I asked Lazarus about this. He said that he did not know. “But it’s possible. God knows the Old Man was stubborn.”
I hope he made it.
CHAPTER
TWENTY-FOUR
Decline and Fall
I am not certain that my situation was improved when these ghouls grabbed me away from those spooks. I suppose that almost everybody has fantasies about making the punishment fit the crime or about some scoundrel who would look his best in the leading role at a funeral. It is a harmless way to kill time during a sleepless night.
But these weirdos mean it.
Murder is all they think about. The first night I was here they listed fifty-odd people who needed to be killed, itemized their crimes, and offered me the honor of being the next member to count coup—pick a client, do! One whose crimes are particularly offensive to you, Milady Johnson—
I admit that the listed miscreants were a scrofulous bunch over whom even their own mothers would not be likely to weep but, like Mr. Clemens’s favorite son, Huckleberry Finn, I am not much interested in killing strangers. I am not opposed to the death penalty—I voted for it every time the matter came to a vote, which was frequently during the decline and fall of the United States—but in killing pour le sport I need to be emotionally involved. Oh, forced to a choice I would rather shoot a man than a deer; I can’t see the “sport” in shooting a gentle v
egetarian that can’t shoot back.
But, given full choice, I would rather watch television than kill a stranger. Some, at least.
I said, “I don’t see anyone on that list who is to my taste. Do you happen to have in your file of better-deads someone who abandons kittens?”
The fat chairman smiled at me under his dark glasses. “Now that’s a delicious idea! No, I think not…unless by chance there is someone nominated for other reasons who also abandons kittens. I will have Research set up an inquiry at once. Madam, what would be an appropriate termination for such a client? Have you studied it?”
“No, I haven’t. But his death should involve homesickness…and loneliness…and cold…and hunger…and fear…and utter despair.”
“Artistic. But perhaps not practical. Such a death might stretch out over months…and we really do not have the facilities to permit a deletion to last more than a few days. Ah, Bluebeard—you have something to add?”
“Do what our sister suggests for as many days as we can afford the space. Then surround the client by a holo of enormous trucks, giant holos, the way traffic must look to a kitten. Have the images bear down on him, with overpowering sound effects. Then hit him with a real truck—a glancing blow to maim him.
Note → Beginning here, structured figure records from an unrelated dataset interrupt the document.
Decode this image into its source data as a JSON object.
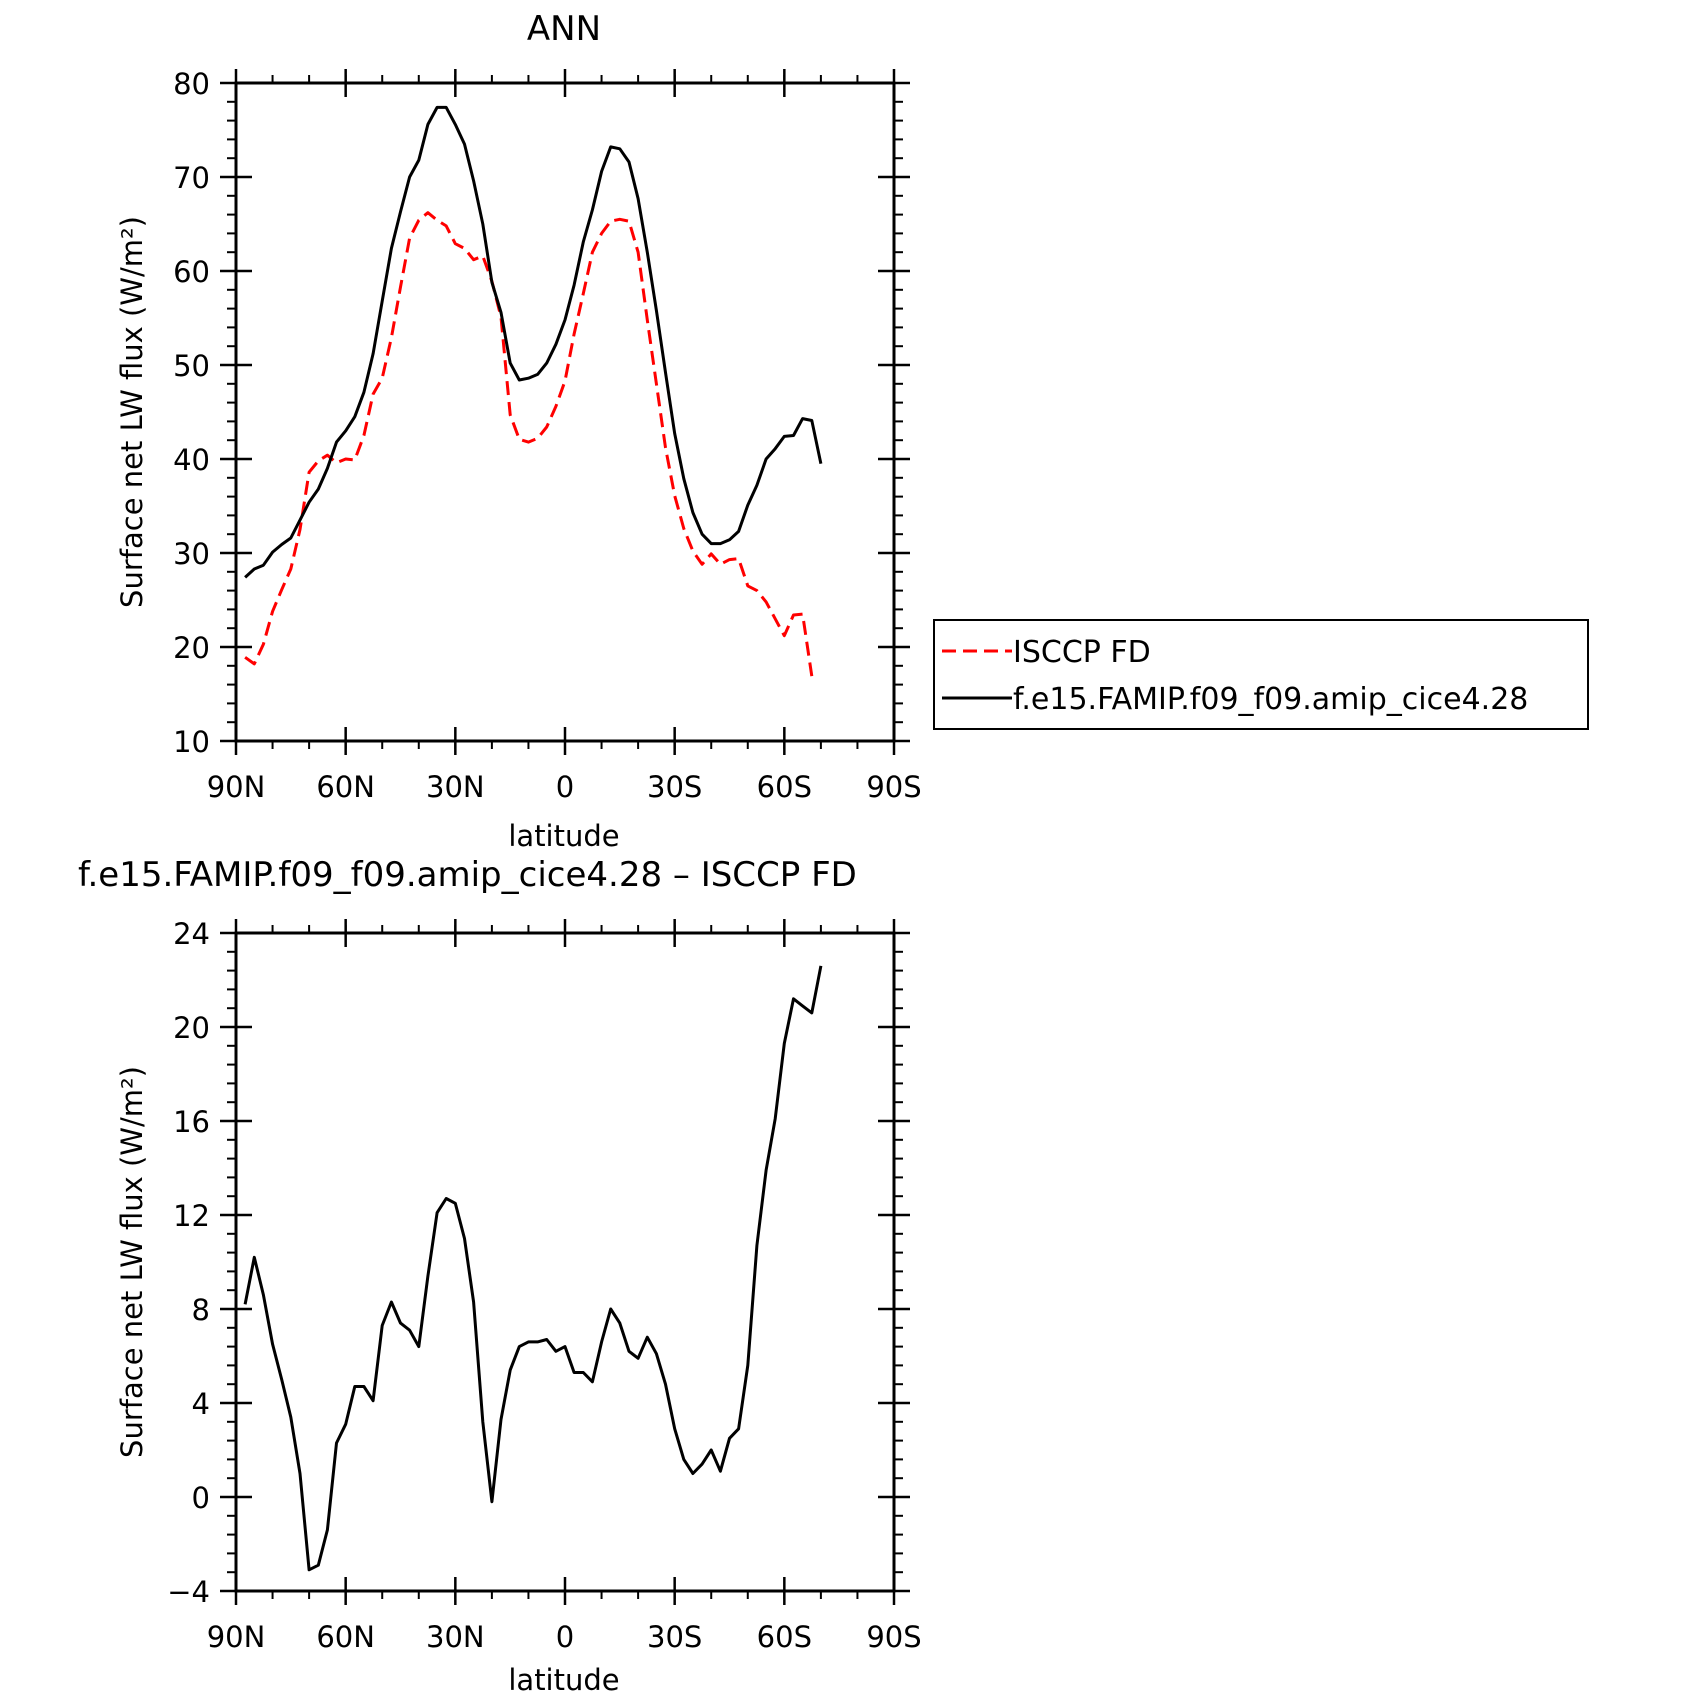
{
  "chart_data": [
    {
      "type": "line",
      "title": "ANN",
      "xlabel": "latitude",
      "ylabel": "Surface net LW flux (W/m²)",
      "ylim": [
        10,
        80
      ],
      "yticks": [
        "80",
        "70",
        "60",
        "50",
        "40",
        "30",
        "20",
        "10"
      ],
      "xlim": [
        90,
        -90
      ],
      "xticks": [
        "90N",
        "60N",
        "30N",
        "0",
        "30S",
        "60S",
        "90S"
      ],
      "legend": "right",
      "series": [
        {
          "name": "ISCCP FD",
          "color": "#ff0000",
          "dash": "dashed",
          "points": [
            [
              87.5,
              18.9
            ],
            [
              85,
              18.2
            ],
            [
              82.5,
              20.3
            ],
            [
              80,
              23.8
            ],
            [
              77.5,
              26.1
            ],
            [
              75,
              28.3
            ],
            [
              72.5,
              32.5
            ],
            [
              70,
              38.6
            ],
            [
              67.5,
              39.8
            ],
            [
              65,
              40.4
            ],
            [
              62.5,
              39.6
            ],
            [
              60,
              40
            ],
            [
              57.5,
              39.9
            ],
            [
              55,
              42.5
            ],
            [
              52.5,
              46.9
            ],
            [
              50,
              48.6
            ],
            [
              47.5,
              52.9
            ],
            [
              45,
              58.3
            ],
            [
              42.5,
              63.5
            ],
            [
              40,
              65.4
            ],
            [
              37.5,
              66.2
            ],
            [
              35,
              65.4
            ],
            [
              32.5,
              64.8
            ],
            [
              30,
              62.9
            ],
            [
              27.5,
              62.4
            ],
            [
              25,
              61.2
            ],
            [
              22.5,
              61.6
            ],
            [
              20,
              58.9
            ],
            [
              17.5,
              55.1
            ],
            [
              15,
              44.7
            ],
            [
              12.5,
              42.1
            ],
            [
              10,
              41.8
            ],
            [
              7.5,
              42.2
            ],
            [
              5,
              43.4
            ],
            [
              2.5,
              45.6
            ],
            [
              0,
              48.3
            ],
            [
              -2.5,
              53.3
            ],
            [
              -5,
              57.6
            ],
            [
              -7.5,
              62
            ],
            [
              -10,
              64
            ],
            [
              -12.5,
              65.3
            ],
            [
              -15,
              65.5
            ],
            [
              -17.5,
              65.3
            ],
            [
              -20,
              62
            ],
            [
              -22.5,
              54.8
            ],
            [
              -25,
              48
            ],
            [
              -27.5,
              41.2
            ],
            [
              -30,
              36.1
            ],
            [
              -32.5,
              32.6
            ],
            [
              -35,
              30.2
            ],
            [
              -37.5,
              28.8
            ],
            [
              -40,
              29.9
            ],
            [
              -42.5,
              28.8
            ],
            [
              -45,
              29.3
            ],
            [
              -47.5,
              29.4
            ],
            [
              -50,
              26.5
            ],
            [
              -52.5,
              26
            ],
            [
              -55,
              24.8
            ],
            [
              -57.5,
              23
            ],
            [
              -60,
              21.2
            ],
            [
              -62.5,
              23.4
            ],
            [
              -65,
              23.5
            ],
            [
              -67.5,
              16.9
            ]
          ]
        },
        {
          "name": "f.e15.FAMIP.f09_f09.amip_cice4.28",
          "color": "#000000",
          "dash": "solid",
          "points": [
            [
              87.5,
              27.4
            ],
            [
              85,
              28.3
            ],
            [
              82.5,
              28.7
            ],
            [
              80,
              30.1
            ],
            [
              77.5,
              30.9
            ],
            [
              75,
              31.6
            ],
            [
              72.5,
              33.5
            ],
            [
              70,
              35.4
            ],
            [
              67.5,
              36.8
            ],
            [
              65,
              39
            ],
            [
              62.5,
              41.8
            ],
            [
              60,
              43
            ],
            [
              57.5,
              44.5
            ],
            [
              55,
              47.1
            ],
            [
              52.5,
              51.2
            ],
            [
              50,
              56.8
            ],
            [
              47.5,
              62.4
            ],
            [
              45,
              66.3
            ],
            [
              42.5,
              70
            ],
            [
              40,
              71.8
            ],
            [
              37.5,
              75.6
            ],
            [
              35,
              77.4
            ],
            [
              32.5,
              77.4
            ],
            [
              30,
              75.6
            ],
            [
              27.5,
              73.5
            ],
            [
              25,
              69.6
            ],
            [
              22.5,
              65
            ],
            [
              20,
              58.8
            ],
            [
              17.5,
              55.6
            ],
            [
              15,
              50.2
            ],
            [
              12.5,
              48.4
            ],
            [
              10,
              48.6
            ],
            [
              7.5,
              49
            ],
            [
              5,
              50.2
            ],
            [
              2.5,
              52.2
            ],
            [
              0,
              54.8
            ],
            [
              -2.5,
              58.5
            ],
            [
              -5,
              63.1
            ],
            [
              -7.5,
              66.5
            ],
            [
              -10,
              70.6
            ],
            [
              -12.5,
              73.2
            ],
            [
              -15,
              73
            ],
            [
              -17.5,
              71.6
            ],
            [
              -20,
              67.7
            ],
            [
              -22.5,
              62
            ],
            [
              -25,
              55.8
            ],
            [
              -27.5,
              49.2
            ],
            [
              -30,
              42.7
            ],
            [
              -32.5,
              37.9
            ],
            [
              -35,
              34.3
            ],
            [
              -37.5,
              32
            ],
            [
              -40,
              31
            ],
            [
              -42.5,
              31
            ],
            [
              -45,
              31.4
            ],
            [
              -47.5,
              32.3
            ],
            [
              -50,
              35.1
            ],
            [
              -52.5,
              37.2
            ],
            [
              -55,
              40
            ],
            [
              -57.5,
              41.1
            ],
            [
              -60,
              42.4
            ],
            [
              -62.5,
              42.5
            ],
            [
              -65,
              44.3
            ],
            [
              -67.5,
              44.1
            ],
            [
              -70,
              39.5
            ]
          ]
        }
      ]
    },
    {
      "type": "line",
      "title": "f.e15.FAMIP.f09_f09.amip_cice4.28 – ISCCP FD",
      "xlabel": "latitude",
      "ylabel": "Surface net LW flux (W/m²)",
      "ylim": [
        -4,
        24
      ],
      "yticks": [
        "24",
        "20",
        "16",
        "12",
        "8",
        "4",
        "0",
        "−4"
      ],
      "xlim": [
        90,
        -90
      ],
      "xticks": [
        "90N",
        "60N",
        "30N",
        "0",
        "30S",
        "60S",
        "90S"
      ],
      "series": [
        {
          "color": "#000000",
          "dash": "solid",
          "points": [
            [
              87.5,
              8.2
            ],
            [
              85,
              10.2
            ],
            [
              82.5,
              8.6
            ],
            [
              80,
              6.5
            ],
            [
              77.5,
              5
            ],
            [
              75,
              3.4
            ],
            [
              72.5,
              1
            ],
            [
              70,
              -3.1
            ],
            [
              67.5,
              -2.9
            ],
            [
              65,
              -1.4
            ],
            [
              62.5,
              2.3
            ],
            [
              60,
              3.1
            ],
            [
              57.5,
              4.7
            ],
            [
              55,
              4.7
            ],
            [
              52.5,
              4.1
            ],
            [
              50,
              7.3
            ],
            [
              47.5,
              8.3
            ],
            [
              45,
              7.4
            ],
            [
              42.5,
              7.1
            ],
            [
              40,
              6.4
            ],
            [
              37.5,
              9.4
            ],
            [
              35,
              12.1
            ],
            [
              32.5,
              12.7
            ],
            [
              30,
              12.5
            ],
            [
              27.5,
              11
            ],
            [
              25,
              8.3
            ],
            [
              22.5,
              3.2
            ],
            [
              20,
              -0.2
            ],
            [
              17.5,
              3.3
            ],
            [
              15,
              5.4
            ],
            [
              12.5,
              6.4
            ],
            [
              10,
              6.6
            ],
            [
              7.5,
              6.6
            ],
            [
              5,
              6.7
            ],
            [
              2.5,
              6.2
            ],
            [
              0,
              6.4
            ],
            [
              -2.5,
              5.3
            ],
            [
              -5,
              5.3
            ],
            [
              -7.5,
              4.9
            ],
            [
              -10,
              6.6
            ],
            [
              -12.5,
              8
            ],
            [
              -15,
              7.4
            ],
            [
              -17.5,
              6.2
            ],
            [
              -20,
              5.9
            ],
            [
              -22.5,
              6.8
            ],
            [
              -25,
              6.1
            ],
            [
              -27.5,
              4.8
            ],
            [
              -30,
              2.9
            ],
            [
              -32.5,
              1.6
            ],
            [
              -35,
              1
            ],
            [
              -37.5,
              1.4
            ],
            [
              -40,
              2
            ],
            [
              -42.5,
              1.1
            ],
            [
              -45,
              2.5
            ],
            [
              -47.5,
              2.9
            ],
            [
              -50,
              5.6
            ],
            [
              -52.5,
              10.7
            ],
            [
              -55,
              13.9
            ],
            [
              -57.5,
              16.1
            ],
            [
              -60,
              19.3
            ],
            [
              -62.5,
              21.2
            ],
            [
              -65,
              20.9
            ],
            [
              -67.5,
              20.6
            ],
            [
              -70,
              22.6
            ]
          ]
        }
      ]
    }
  ]
}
Let him die slowly, as is often the case with a road-killed animal.”
“Madam, does that appeal to you?”
(It made me want to throw up.) “Unless something better comes along.”
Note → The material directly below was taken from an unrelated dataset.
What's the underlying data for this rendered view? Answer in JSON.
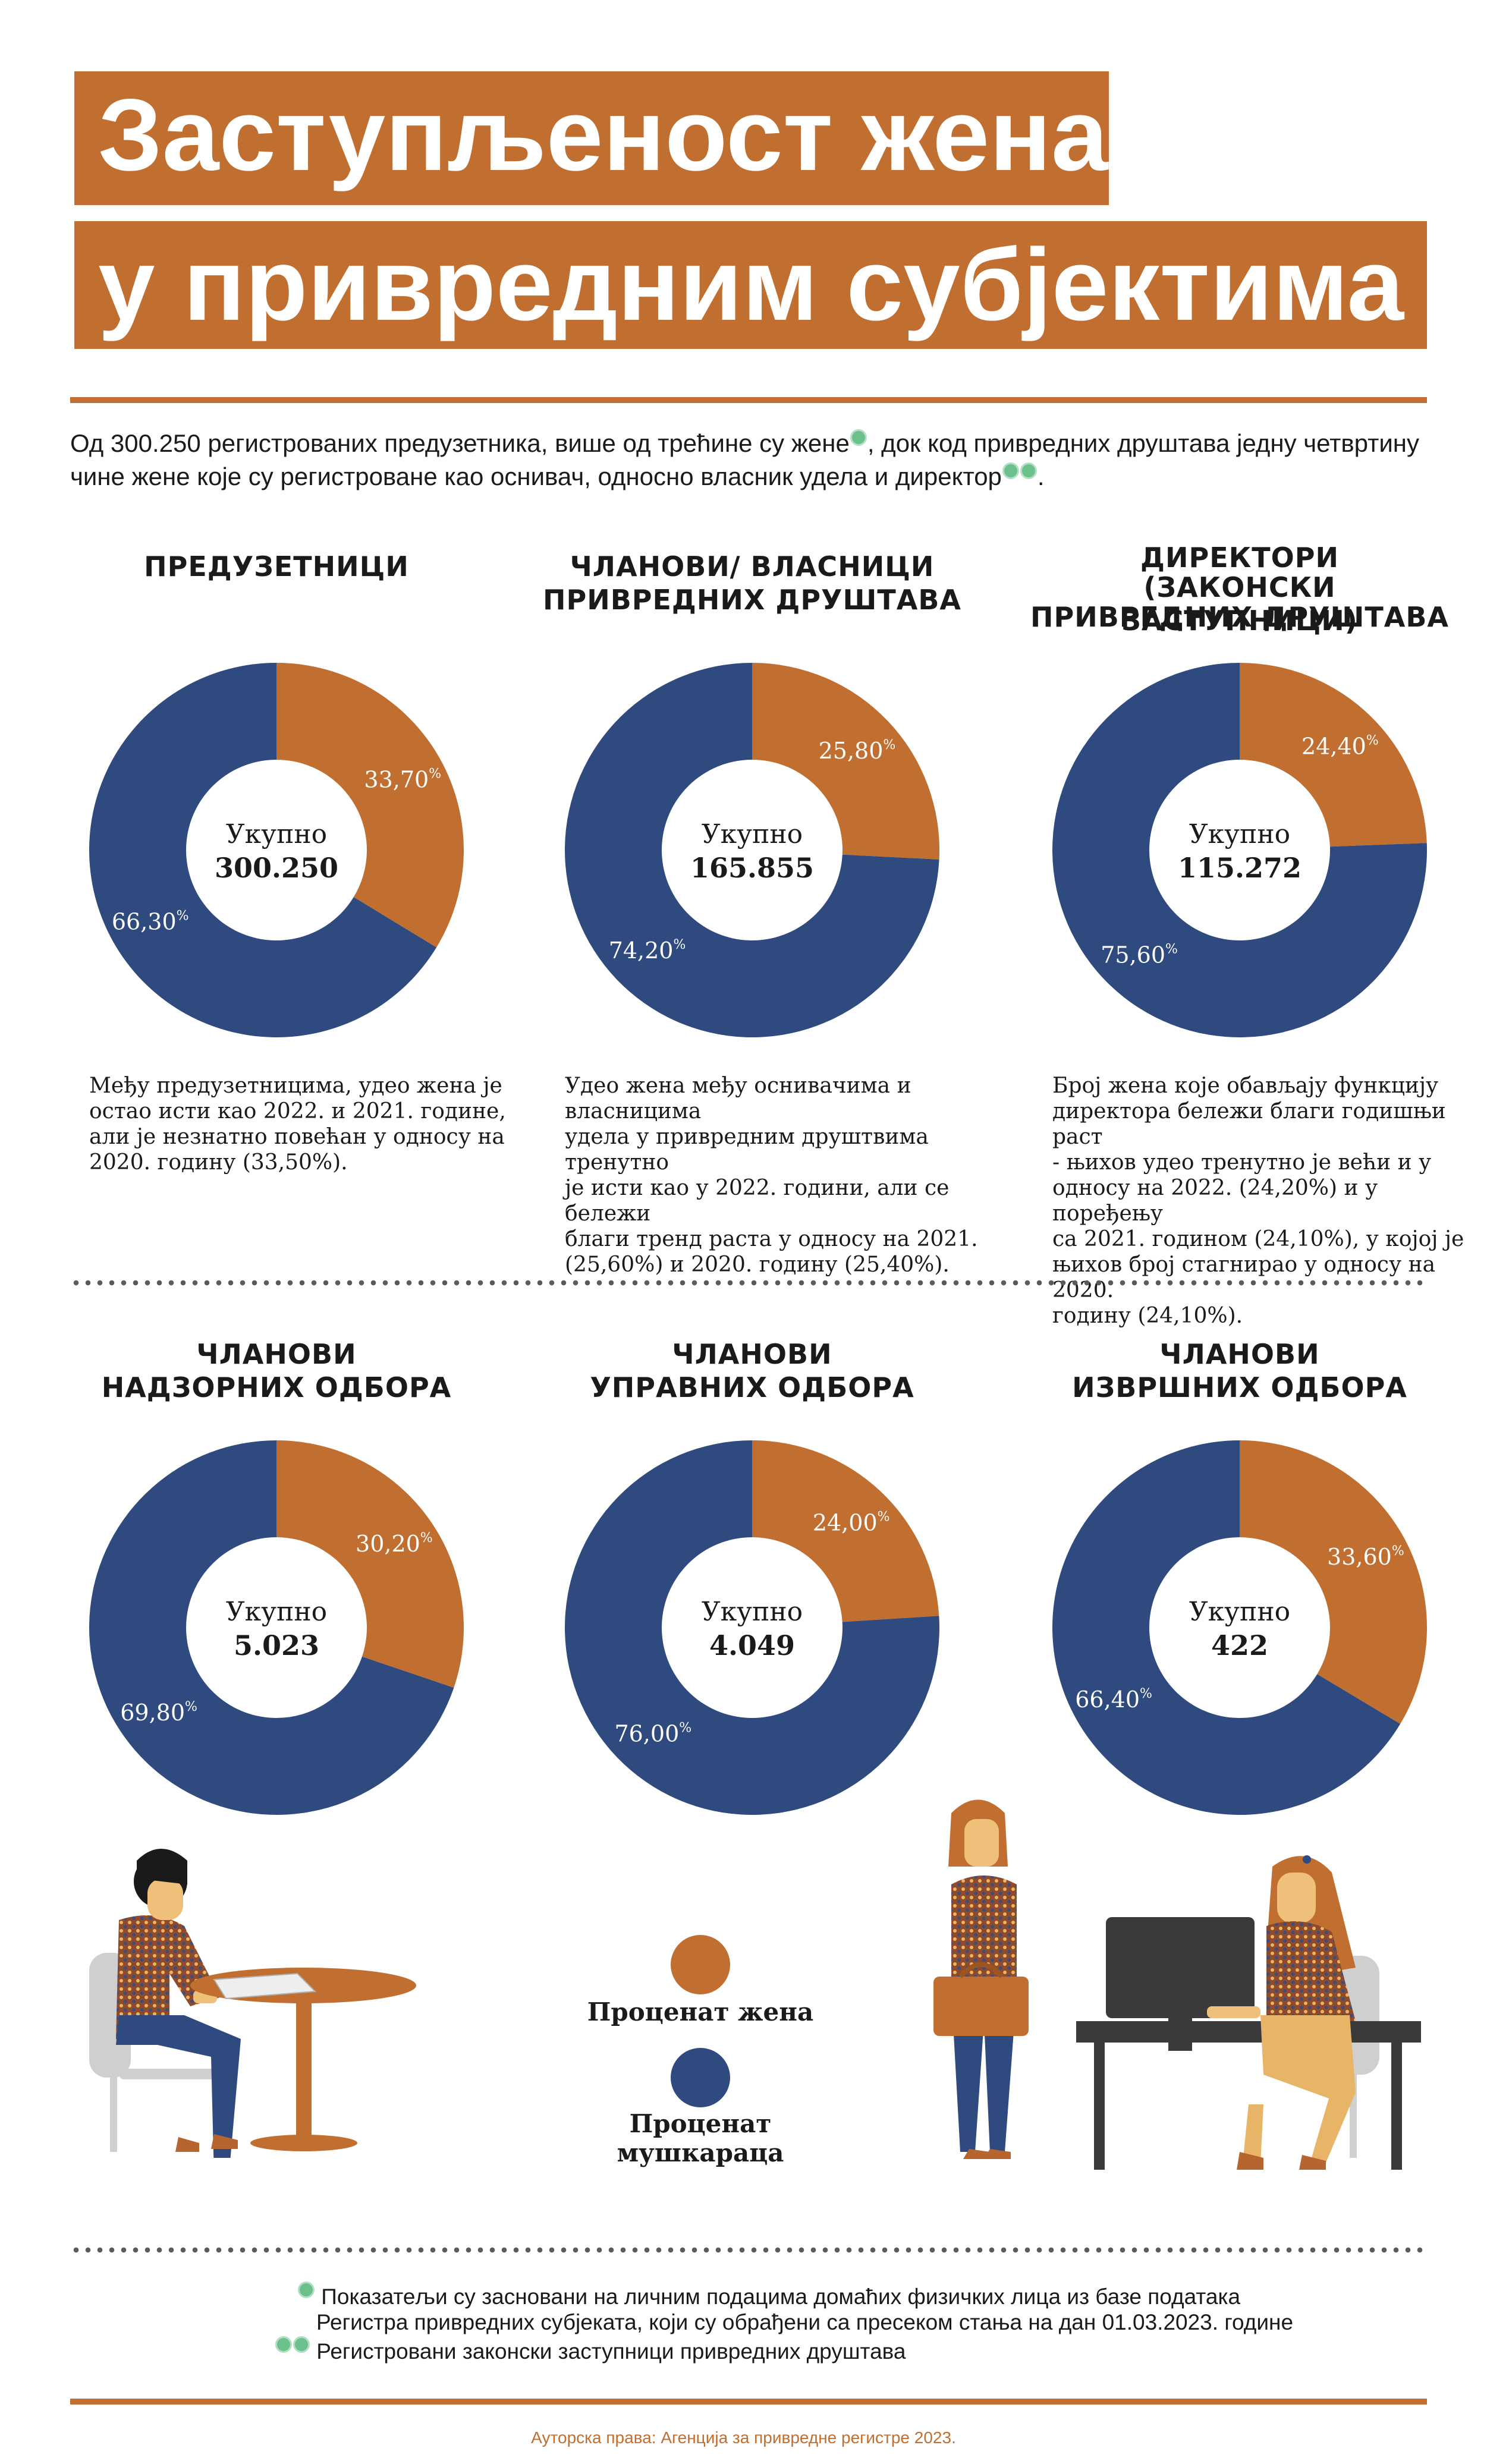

“If we can find such a client for you, he will be saved and held at your disposal. In the meantime we must find you someone else for coup, not let you sit among us naked of proper pride.”
That was a week ago and I have begun to feel just a hint of the idea that if I do not promptly find on their list a client I wish to terminate, then…just possibly…we don’t want to hurry you…but still…if I don’t make blood coup soon, how can I be trusted not to betray them to the Supreme Bishop’s proctors?
On that Time Corps mission I carried out in Japan in the 1930s, I wish I had investigated those reports of another woman who might be me. If I had proved to myself that I was indeed tripled for 1937-38, then I would sleep better here-now, as that third loop would have to be farther ahead on my personal time line…which would prove that I will get out of this mess still breathing.